You’re still sunburned from last weekend’s beach tip, but you’re already planning the next and shopping for sunscreen at Target.
But then you see something terrible. A sight that nearly brings up your breakfast.
“It’s not even September!” you cry in outrage.
But there’s a reason stores prepare for fall well in advance—and it’s not just to piss you off. And while gym owners need not start carving pumpkins before Labor Day, there are some things to consider before that first leaf falls.
A New Season of Growth
Michele Gretano owns CrossFit Bridge & Tunnel in Ridgewood, New York. Like many gyms, her CrossFit affiliate usually experiences a dip in attendance during the summer.
However, that dip flips in July, when the gym tends to get a wave of new-member inquiries.
“We’re on a majorly trafficked street,” Gretano said. “People are out all the time, the garage doors are up and you can’t have an evening class without an extra coach hanging around just talking to people that just walk in the door.”
She said the rental market in New York—which tends to flip in July—also brings a lot of new blood in the door, and by the time the newbies have learned their air squats and medicine ball cleans and are ready to join class, the other members have returned from vacation and are back in the gym.
It could be tempting to sit back and relax. After all, the dry spell is over, right?
Gretano, however, says fall is the time to get busy.
“It’s the same thing as New Year’s; it’s a new school year,” she said. “So even if you’re not a teacher in the school system, people have this perception that life starts in September again.”
Summer is for vacations. Winter is the time to shed holiday weight, and fall is when many members focus on fitness, Gretano says.
Gretano capitalizes on this season of motivation and inspiration a few ways.
First, there’s the programming.
“Get back in, start your training cycle, get strong, then hit the gymnastics hard,” she said. “So we definitely open up the year in September with, ‘This is a new training cycle, this is our plan, this is our goal for you, here’s how we’re gonna start it, how we’re gonna test it.’
“And that also helps because those people that have joined us over the summer have gotten their feet wet a little bit and now they’re ready to start something where it is perhaps a more linear fashion of strength training for them. They know what the deadlift is by now and they’ve got a little bit under their belt.”
Then, there’s inspiration.
Every fall, CrossFit Bridge & Tunnel hosts a friendly competition geared toward beginning and intermediate-level athletes. When members see their everyday classmates throwing down and doing awesome things, Gretano said, it motivates them to recommit to their own fitness.
“It inspires them to develop the skills they see people doing,” she said.
The rest of the fall brings a focus on skill development, with specialty clinics and programming geared toward developing high-level gymnastics skills.
“We have a new lease on life; we have a new opportunity for growth during this phase,” she said.
Autumn (Members) Leave?
Noah LaPorte owns Goose Island CrossFit in Chicago, Illinois, where unlike CrossFit Bridge & Tunnel, attendance dips in the fall.
In an area as transient as downtown Chicago, LaPorte said, many members take weeks off to travel in November and December.
“Then I start getting (messages asking) ‘Oh, what’s your hold policy, can I hold for a week? Oh, I’ll just cancel and I’ll come back in the winter,’ and then they don’t,” he said.
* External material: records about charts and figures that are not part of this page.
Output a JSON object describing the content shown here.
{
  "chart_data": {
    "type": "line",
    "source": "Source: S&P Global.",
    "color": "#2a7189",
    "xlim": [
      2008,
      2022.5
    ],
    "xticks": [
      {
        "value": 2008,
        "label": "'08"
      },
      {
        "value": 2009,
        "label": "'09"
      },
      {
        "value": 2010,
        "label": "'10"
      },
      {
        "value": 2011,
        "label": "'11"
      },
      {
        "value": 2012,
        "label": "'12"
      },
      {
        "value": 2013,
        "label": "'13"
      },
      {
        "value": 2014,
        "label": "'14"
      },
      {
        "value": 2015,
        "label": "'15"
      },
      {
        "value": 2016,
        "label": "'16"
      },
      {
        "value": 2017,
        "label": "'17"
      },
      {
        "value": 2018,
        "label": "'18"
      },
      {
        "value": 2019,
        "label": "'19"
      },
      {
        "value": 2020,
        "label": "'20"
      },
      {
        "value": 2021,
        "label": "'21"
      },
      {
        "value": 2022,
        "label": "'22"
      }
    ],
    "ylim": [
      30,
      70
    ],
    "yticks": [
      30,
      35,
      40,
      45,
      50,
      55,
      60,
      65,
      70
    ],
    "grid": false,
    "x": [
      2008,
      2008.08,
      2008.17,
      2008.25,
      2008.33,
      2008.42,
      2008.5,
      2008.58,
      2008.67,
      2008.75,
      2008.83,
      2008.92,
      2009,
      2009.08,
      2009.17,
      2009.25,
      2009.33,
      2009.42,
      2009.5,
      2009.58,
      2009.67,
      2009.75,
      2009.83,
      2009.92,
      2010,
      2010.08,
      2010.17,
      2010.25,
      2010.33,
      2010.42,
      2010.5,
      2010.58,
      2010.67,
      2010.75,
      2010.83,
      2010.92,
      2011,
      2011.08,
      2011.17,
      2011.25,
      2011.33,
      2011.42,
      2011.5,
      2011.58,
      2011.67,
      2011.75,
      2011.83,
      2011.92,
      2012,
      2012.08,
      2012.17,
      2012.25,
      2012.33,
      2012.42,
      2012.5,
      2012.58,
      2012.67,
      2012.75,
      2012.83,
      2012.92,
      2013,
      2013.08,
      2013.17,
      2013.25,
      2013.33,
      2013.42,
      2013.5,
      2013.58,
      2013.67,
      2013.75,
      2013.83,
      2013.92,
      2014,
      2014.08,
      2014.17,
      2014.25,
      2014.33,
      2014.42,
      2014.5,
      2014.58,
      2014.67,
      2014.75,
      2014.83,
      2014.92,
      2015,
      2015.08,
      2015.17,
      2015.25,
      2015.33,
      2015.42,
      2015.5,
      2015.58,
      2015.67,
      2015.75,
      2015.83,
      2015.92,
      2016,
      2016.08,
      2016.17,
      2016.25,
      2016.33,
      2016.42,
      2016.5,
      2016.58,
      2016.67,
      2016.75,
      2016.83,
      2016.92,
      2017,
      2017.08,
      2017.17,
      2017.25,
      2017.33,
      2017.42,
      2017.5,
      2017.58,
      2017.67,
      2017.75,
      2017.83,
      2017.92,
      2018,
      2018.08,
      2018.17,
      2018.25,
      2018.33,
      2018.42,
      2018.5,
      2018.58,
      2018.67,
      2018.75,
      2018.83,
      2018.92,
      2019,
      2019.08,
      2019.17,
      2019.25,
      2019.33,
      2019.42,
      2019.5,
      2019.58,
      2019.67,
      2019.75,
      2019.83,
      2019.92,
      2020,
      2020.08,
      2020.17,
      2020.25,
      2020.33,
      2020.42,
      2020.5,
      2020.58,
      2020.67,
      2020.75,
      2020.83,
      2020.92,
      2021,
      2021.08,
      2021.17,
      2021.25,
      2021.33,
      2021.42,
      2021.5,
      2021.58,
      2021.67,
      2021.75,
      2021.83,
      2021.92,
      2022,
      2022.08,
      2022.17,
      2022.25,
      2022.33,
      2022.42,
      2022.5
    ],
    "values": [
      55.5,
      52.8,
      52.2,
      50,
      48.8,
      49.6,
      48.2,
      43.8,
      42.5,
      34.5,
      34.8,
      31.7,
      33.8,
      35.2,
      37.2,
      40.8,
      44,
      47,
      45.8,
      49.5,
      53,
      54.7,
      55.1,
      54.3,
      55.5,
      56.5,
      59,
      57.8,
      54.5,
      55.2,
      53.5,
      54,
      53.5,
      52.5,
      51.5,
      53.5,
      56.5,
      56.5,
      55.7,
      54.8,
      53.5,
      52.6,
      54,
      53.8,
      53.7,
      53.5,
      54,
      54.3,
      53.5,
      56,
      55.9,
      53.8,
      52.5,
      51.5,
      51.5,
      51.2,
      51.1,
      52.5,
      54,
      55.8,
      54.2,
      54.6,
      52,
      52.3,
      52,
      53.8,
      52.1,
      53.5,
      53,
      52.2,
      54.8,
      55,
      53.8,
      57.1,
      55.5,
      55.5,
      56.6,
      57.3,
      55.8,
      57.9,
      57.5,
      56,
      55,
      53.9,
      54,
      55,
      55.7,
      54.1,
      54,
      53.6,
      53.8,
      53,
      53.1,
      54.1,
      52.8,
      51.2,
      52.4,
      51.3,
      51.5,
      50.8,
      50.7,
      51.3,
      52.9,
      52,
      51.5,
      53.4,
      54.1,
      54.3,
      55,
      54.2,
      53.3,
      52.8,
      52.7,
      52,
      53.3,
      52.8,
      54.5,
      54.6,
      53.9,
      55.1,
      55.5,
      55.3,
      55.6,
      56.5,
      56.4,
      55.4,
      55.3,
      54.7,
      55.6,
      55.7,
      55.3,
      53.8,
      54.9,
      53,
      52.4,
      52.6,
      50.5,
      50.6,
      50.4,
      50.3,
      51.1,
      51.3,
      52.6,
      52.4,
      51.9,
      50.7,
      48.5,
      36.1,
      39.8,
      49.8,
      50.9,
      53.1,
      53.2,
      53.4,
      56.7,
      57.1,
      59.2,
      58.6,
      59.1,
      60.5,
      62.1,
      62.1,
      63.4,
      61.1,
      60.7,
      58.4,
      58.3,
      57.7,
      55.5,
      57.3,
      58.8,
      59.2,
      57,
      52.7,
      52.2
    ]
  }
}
That’s why the autumn focus for Goose Island CrossFit is on retention.
“One of the big things we like to do for fall is focus on our members,” LaPorte said.
That looks like lots of fun things that you might already do at your gym: parties, outings, movie nights.
But it isn’t just fun for fun’s sake. LaPorte stressed the importance of giving back to your members. The key is to demonstrate that the value of their membership extends beyond the classes themselves.
At Goose Island CrossFit, the gym hosts a fall nutrition challenge each year, providing education and support on how to stay on track nutritionally during the holiday season—even on a one-on-one basis if needed. LaPorte and staff also host bring-a-friend events and offer rewards for both client and friend.
The gym holds its anniversary party in September and a holiday party in December, and both are aimed at celebrating and honoring members. The member-first attitude, LaPorte said, is a driving factor in whether members stick around come the new year.
“I see this in forums and different places where people are like, ‘Man, I don’t understand why my clients don’t want to do stuff,’ and I think it’s because a lot of times gyms are only thinking about taking from their clients, not about giving.”
Establishing a strong sense of community and trust, he continued, will only help when it comes time to market other offerings later on.
“For us every year in January when everybody wants to reset or have the New Year’s experience, that’s when we run our paid program,” he said. “And people are usually very receptive to program options like that when they know that there’s gonna be other things that they’re gonna get.
We know the summer’s not over. Temps are soaring and there’s more pool time to be had.
But there’s a reason Target looks like a haunted house in August.
“You can almost directly tie … how (fall) attendance correlates to people staying (long-term), so we try to be really proactive about it,” LaPorte said.